One of the hardest questions to answer in the Refco ( RFX) scandal is why Phillip R. Bennett, a Cambridge-educated master trader seemingly assured of a lucrative Wall Street career, would want to cook the books at a company he helped build. Federal prosecutors, in charging the former Refco CEO with securities fraud, suggest Bennett's main motive in hiding some $430 million in uncollectible debts was the brokerage's initial public offering in August. But Bennett's alleged deception goes back as far as 1998, years before Thomas H. Lee Partners sank $507 million into Refco and set the stage for its $583 million IPO. Unless Bennett is a soothsayer, it's hard to imagine he could have known the Boston-based buyout firm would knock on his door in 2004. But an examination of the record suggests that some type of public sale of Refco stock was on Bennett's mind when his plot allegedly began to form. Indeed, as early as 1999, a year after Bennett allegedly began the scheme to burnish Refco's balance sheet, there was a talk on Wall Street about a Refco IPO. The speculation was spurred, in part, by the decision of Austria's Bank Fur Abeit und Wirtchaft, or Bawag, to take a 10% equity stake in the New York brokerage that year. Bawag sold its interest when Thomas H. Lee Partners entered the picture in 2004. The bank surfaced again this week when it acknowledged it lent Bennett the money to pay off his $430 million debt to Refco. Bawag's involvement in the Refco mess has led to calls for an investigation from some Austrian politicians. The possibility of an IPO got more momentum when Thomas Dittmer, Refco's longtime chairman, stepped down in December 1999 and turned over the reins to Bennett. Until then, Dittmer, having invested about $100 million, had a 51% equity stake in Refco, a firm he had led for 20 years. The other equity owners were Bennett, former Refco president Tone Grant, and Bawag.

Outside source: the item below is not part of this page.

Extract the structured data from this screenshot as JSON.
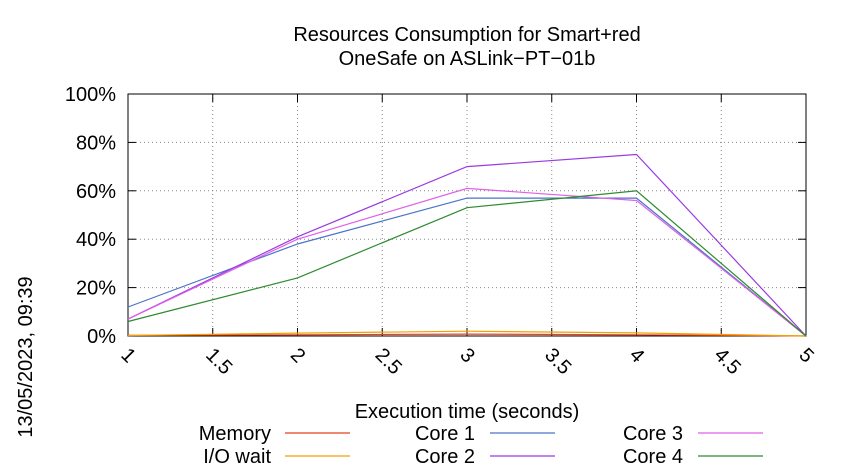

Under Dittmer's stewardship, Refco grew from a small commodities brokerage into an international powerhouse. Shelly Jacobs, a former Refco broker, says Dittmer was the "glue that held the whole place together.'' But Dittmer, who took over Refco from his stepfather, Ray E. Friedman, was also a controversial figure. It was during Dittmer's tenure that the brokerage paid an $8 million fine to settle charges that it had helped manipulate customer accounts. The fine assessed by the Commodity Futures Trading Commission in May 1999 was hefty at the time. Dittmer's departure was seen by many on Wall Street as part of an effort by Refco to clean up a renegade image. A number of other management changes were effected around this time. In setting with the CFTC, Joseph Murphy, who had just joined Refco as its new president, said, "Refco has begun the process of putting any issues with federal regulators or futures exchanges behind us.'' Refco executives were less vocal about the terms under which Dittmer left the company. A trade publication, Securities Week, reported in December 1999 that Dittmer's separation agreement included a provision that afforded him a lucrative post-departure payout in the event Refco ever went public or was bought. In its IPO registration statement, Refco reported that within the past year it made an $861.7 million payment to a "former shareholder'' for sale of an interest in the predecessor company. Refco has not identified the shareholder. The payout was reported Friday by the New York Post, though the newspaper said the recipient remains a mystery. If Dittmer received the money, the payout would cast an interesting new light on Bennett's possible motivation for allegedly concealing the bad debts on Refco's books. At the very least it would help explain why Bennett was worried about the appearance of Refco's books at a time when the company was still seven years away from an IPO.
"There is no question if these were credit loses that would have definitely reduced the performance of the firm,'' says Peter Nerby, a senior credit officer with Moody's Investors Service. "That would have affected how we would have viewed the creditworthiness of the company.'' A Refco spokesman declined to comment on the hefty payout. Dittmer could not be reached for comment. Bennett's lawyer, Gary Naftalis, could not be reached for comment. Nerby says that acknowledging the losses up front, instead of concealing them, would have reduced earnings at Refco and possibly reduced its capital. And Refco was "a thinly capitalized firm to begin with,'' he says A reduction in working capital would have been particularly troublesome for Refco in the late 1990s, when it first considered the idea of an IPO. It would have jeopardized the firm's then-AA credit rating and made it far more costly to borrow money. If Refco had revealed the true state of its finances, Bennett might have had a hard time convincing Bawag to invest in the brokerage. It certainly would have caused Thomas H. Lee Partners to walk away in 2004.